You are working on a paper with several co-authors. Up until now your co-authors have been fantastic and have been busily running tests, but now they are deep in the throes of finishing up CS161 (the year is 2013). They've dumped all the following data on you and you now need to write up an evaluation of it. You've been examining file system performance (what a surprise!). You are comparing a log-structured file system to an FFS-based file system. Unfortunately, not only did your co-authors leave you with a pile of unanalyzed data, they labeled their data sets FS1 and FS2, so you can't even figure out which is which! Fortunately, you know what benchmark they were running. For a given file size, they would create either 32 MB worth of data or 10 files, whichever is larger (create performance). Then they would read each file (in the same order) (read performance). Then they would overwrite each file (in order) (write performance). Finally, they would delete all the files. For the create, read, and write tests, the results are measured in throughput (MB/sec) and for deletes, the data is expressed in terms of files-deleted per second. In order to test out-of-memory behavior, the file system cache was significantly smaller than 32 MB, but you don't know how much smaller. In this directory, you will find the original four raw data files: FS[12].data[12]. In this directory, you will find some cooked versions of those files that we thought might be easier for you to plot. Your job is to:

Determine which of FS1 and FS2 is the log-structured system and which is the FFS-based systems.
Provide a performance analysis of the results that you have, providing whatever graphics you believe will illustrate the points you wish to make in the analysis.

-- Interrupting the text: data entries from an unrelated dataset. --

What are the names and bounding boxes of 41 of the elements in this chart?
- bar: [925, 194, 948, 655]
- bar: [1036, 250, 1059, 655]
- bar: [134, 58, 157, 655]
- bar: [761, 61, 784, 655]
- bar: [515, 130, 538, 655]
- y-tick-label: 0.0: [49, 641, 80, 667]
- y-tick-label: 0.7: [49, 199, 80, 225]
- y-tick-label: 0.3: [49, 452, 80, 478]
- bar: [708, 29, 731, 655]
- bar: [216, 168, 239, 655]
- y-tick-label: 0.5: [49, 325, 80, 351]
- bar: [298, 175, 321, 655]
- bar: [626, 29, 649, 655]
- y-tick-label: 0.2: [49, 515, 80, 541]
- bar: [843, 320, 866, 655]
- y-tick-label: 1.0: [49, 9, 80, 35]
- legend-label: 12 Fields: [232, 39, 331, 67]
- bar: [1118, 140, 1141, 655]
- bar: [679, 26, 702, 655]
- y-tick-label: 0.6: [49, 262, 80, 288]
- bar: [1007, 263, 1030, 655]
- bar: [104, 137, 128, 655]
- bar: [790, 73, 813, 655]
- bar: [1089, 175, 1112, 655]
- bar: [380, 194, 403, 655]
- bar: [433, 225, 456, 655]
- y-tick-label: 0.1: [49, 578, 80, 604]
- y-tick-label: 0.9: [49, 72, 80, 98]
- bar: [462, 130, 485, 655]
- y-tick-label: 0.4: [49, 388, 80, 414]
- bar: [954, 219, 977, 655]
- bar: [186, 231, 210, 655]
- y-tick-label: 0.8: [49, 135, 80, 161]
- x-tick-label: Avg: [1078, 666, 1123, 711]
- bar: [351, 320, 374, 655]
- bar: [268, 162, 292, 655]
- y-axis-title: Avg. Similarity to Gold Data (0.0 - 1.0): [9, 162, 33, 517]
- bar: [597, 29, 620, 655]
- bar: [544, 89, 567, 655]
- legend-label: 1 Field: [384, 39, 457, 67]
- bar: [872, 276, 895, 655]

Here is the suggestion for how we recommend you go about the analysis:

Before examining the data files, write down what you expect to see for each file system for each test.
Now start plotting the data, playing with it until your graphical representation really tells you something about the data. After you have graphs you like, make sure to label the data, graphs and axes appropriately.
Now compare your original predictions to the graphs. Where they match, explain how the graphs support your expectations and WHY. Where they differ, explain WHY the actual results are different from your expectations.

Your evaluation will undoubtedly have an introductory section followed by a section for each of the benchmarks. You need not explain LFS and FFS (assume your reader has already read the beginning part of your paper), but draw on what you know about these file systems to explain the results.